The report also attempts, for the first time, to estimate the direct annual spend of the major pharmaceutical companies involved in cancer research.
“We estimate the top pharmaceutical companies spend some €3,095 million, or 22% of the estimated annual global spend on cancer research. Traditionally Europe has been considered weak in attracting industry R&D funding, however when one considers the geographical origin of pharmaceutical publications, Europe is very much an equal partner with the USA in cancer research. Indeed Europe attracts some 45.9% of (all disease) pharmaceutical R&D expenditure,” he said.
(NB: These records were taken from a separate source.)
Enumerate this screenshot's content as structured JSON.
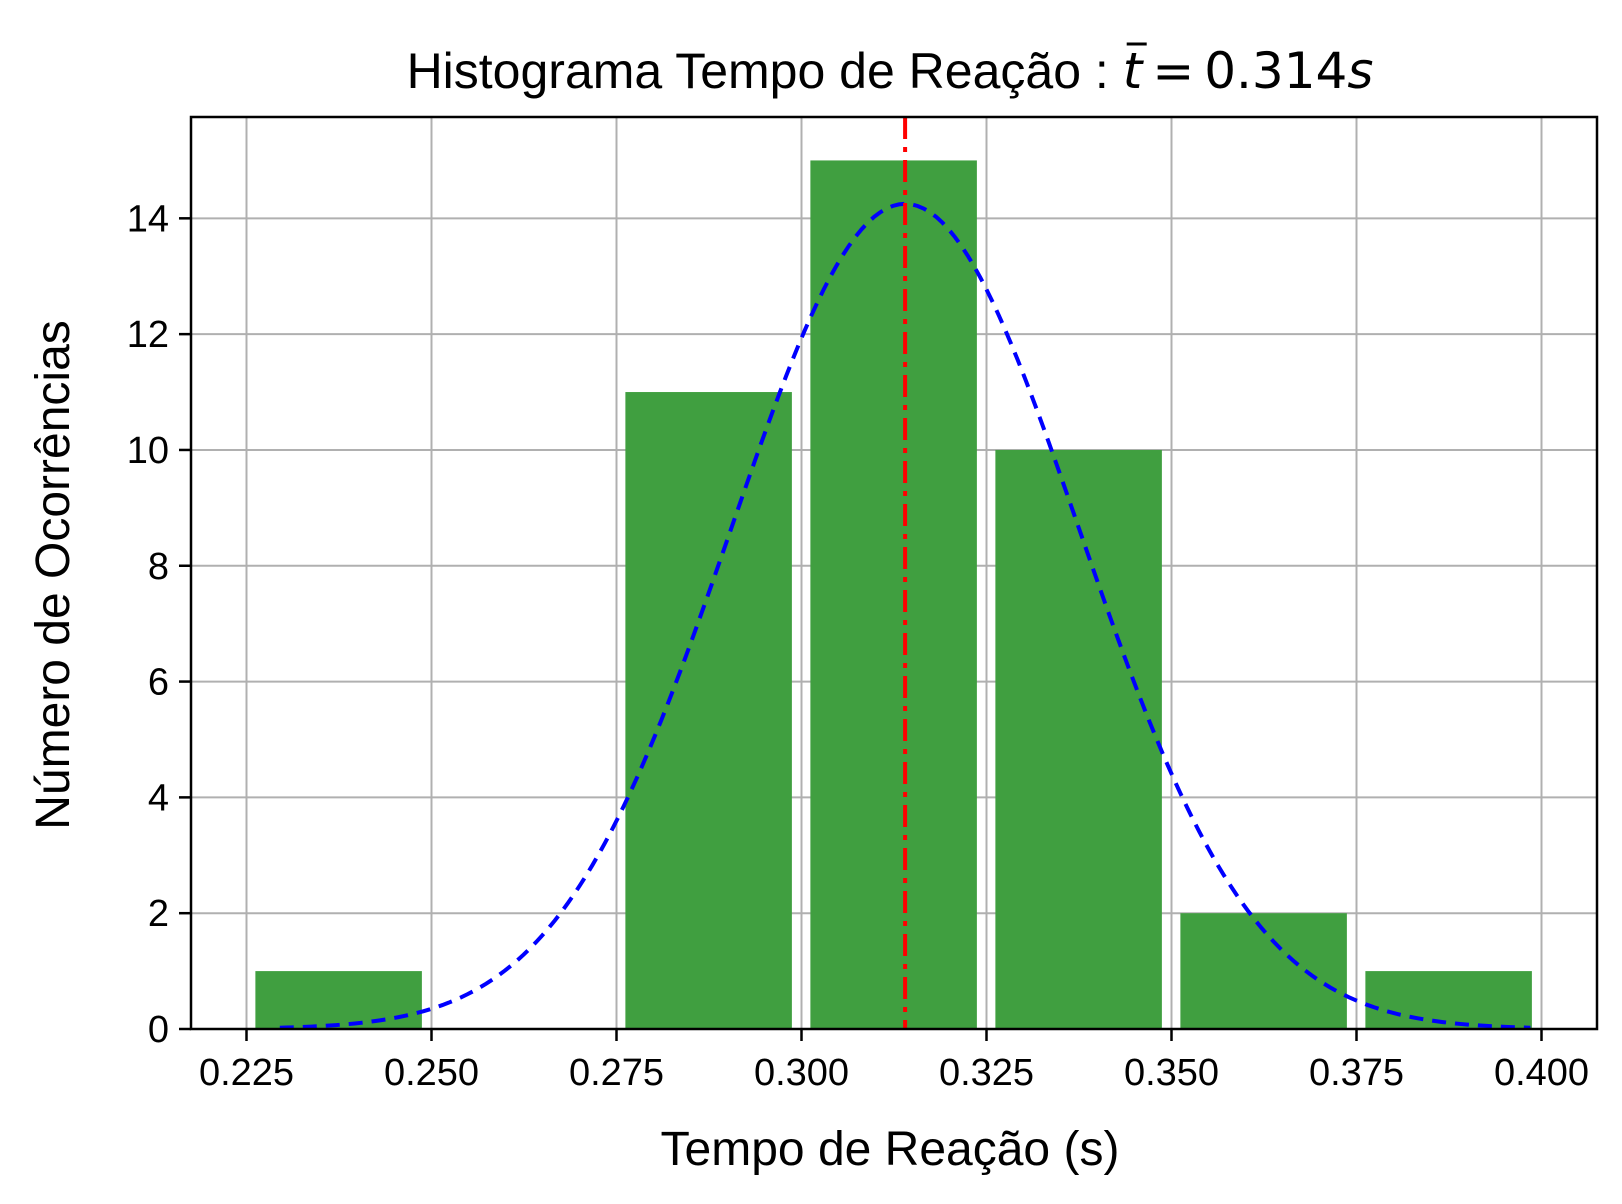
{
  "chart_data": {
    "type": "bar",
    "title": "Histograma Tempo de Reação : ",
    "title_math": {
      "symbol": "t",
      "equals": "=",
      "value": "0.314",
      "unit": "s"
    },
    "xlabel": "Tempo de Reação (s)",
    "ylabel": "Número de Ocorrências",
    "xlim": [
      0.2175,
      0.4075
    ],
    "ylim": [
      0,
      15.75
    ],
    "xticks": [
      0.225,
      0.25,
      0.275,
      0.3,
      0.325,
      0.35,
      0.375,
      0.4
    ],
    "xtick_labels": [
      "0.225",
      "0.250",
      "0.275",
      "0.300",
      "0.325",
      "0.350",
      "0.375",
      "0.400"
    ],
    "yticks": [
      0,
      2,
      4,
      6,
      8,
      10,
      12,
      14
    ],
    "ytick_labels": [
      "0",
      "2",
      "4",
      "6",
      "8",
      "10",
      "12",
      "14"
    ],
    "grid": true,
    "bins": [
      {
        "x_start": 0.2262,
        "x_end": 0.2487,
        "count": 1
      },
      {
        "x_start": 0.2762,
        "x_end": 0.2987,
        "count": 11
      },
      {
        "x_start": 0.3012,
        "x_end": 0.3237,
        "count": 15
      },
      {
        "x_start": 0.3262,
        "x_end": 0.3487,
        "count": 10
      },
      {
        "x_start": 0.3512,
        "x_end": 0.3737,
        "count": 2
      },
      {
        "x_start": 0.3762,
        "x_end": 0.3987,
        "count": 1
      }
    ],
    "normal_fit": {
      "mean": 0.314,
      "sigma": 0.0235,
      "peak": 14.25,
      "x_range": [
        0.2295,
        0.3985
      ]
    },
    "mean_line": 0.314,
    "colors": {
      "bars": "#409f40",
      "fit": "#0000ff",
      "mean": "#ff0000",
      "grid": "#b0b0b0"
    }
  }
}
•identified 155 non-commercial (public) funding organisations in Europe spending €1,971 million on the direct funding  of cancer research compared to €5,158 million by the USA. In Europe this represents a 38% increase since the last survey whereas funding in the USA has remained relatively static;
•revealed the average spend per capita across Europe was €3.42, a 34% increase since the 2005 survey and that USA per capita spend was €17.61, five times greater than Europe – yet in 2005 this gap was seven times greater;
•found Europe has, in addition €1,364 million flowing through national healthcare systems and universities to support cancer research compared to €109 million in the USA;
•shows Europe and the USA are evenly matched for cancer research outputs (volume of cancer research publications) with 52% and 48% of the output, and 1.3 versus 1.4 papers per billion euro GDP;
•estimated that global public sector cancer research funding (including indirect sources ) was €14,030 million.
•found public cancer research spend in Europe is evenly balanced between charitable and government organisations with 47% and 53% of spend, respectively. In comparison, USA government organisations are the dominant source of cancer research funding with 96% of all funds coming from ten federal funders;
•found the majority of European spend (80%) from charitable organisations is concentrated in just 14 organisations compared to 29 government funders and the majority of cancer research funding is raised and spent within 15 EU Member States;
•shows direct cancer research investment by funding organisations as a percentage of GDP and per capita remained higher in the USA compared to Europe, (three times higher percentage of GDP and five times higher per capita in the USA compared to Europe.) However, adding in the funding that flows through national healthcare and university systems, this gap narrows considerably (0.03% GDP Europe compared to 0.06% USA);
•found both Europe, and to a lesser extent USA, published research in cancer has become more clinical in the last eight years. Over this same period there has been a shift in 24 of the 31 countries in Europe towards more clinical research, but with some notable exceptions (Spain and Denmark) producing more basic research outputs.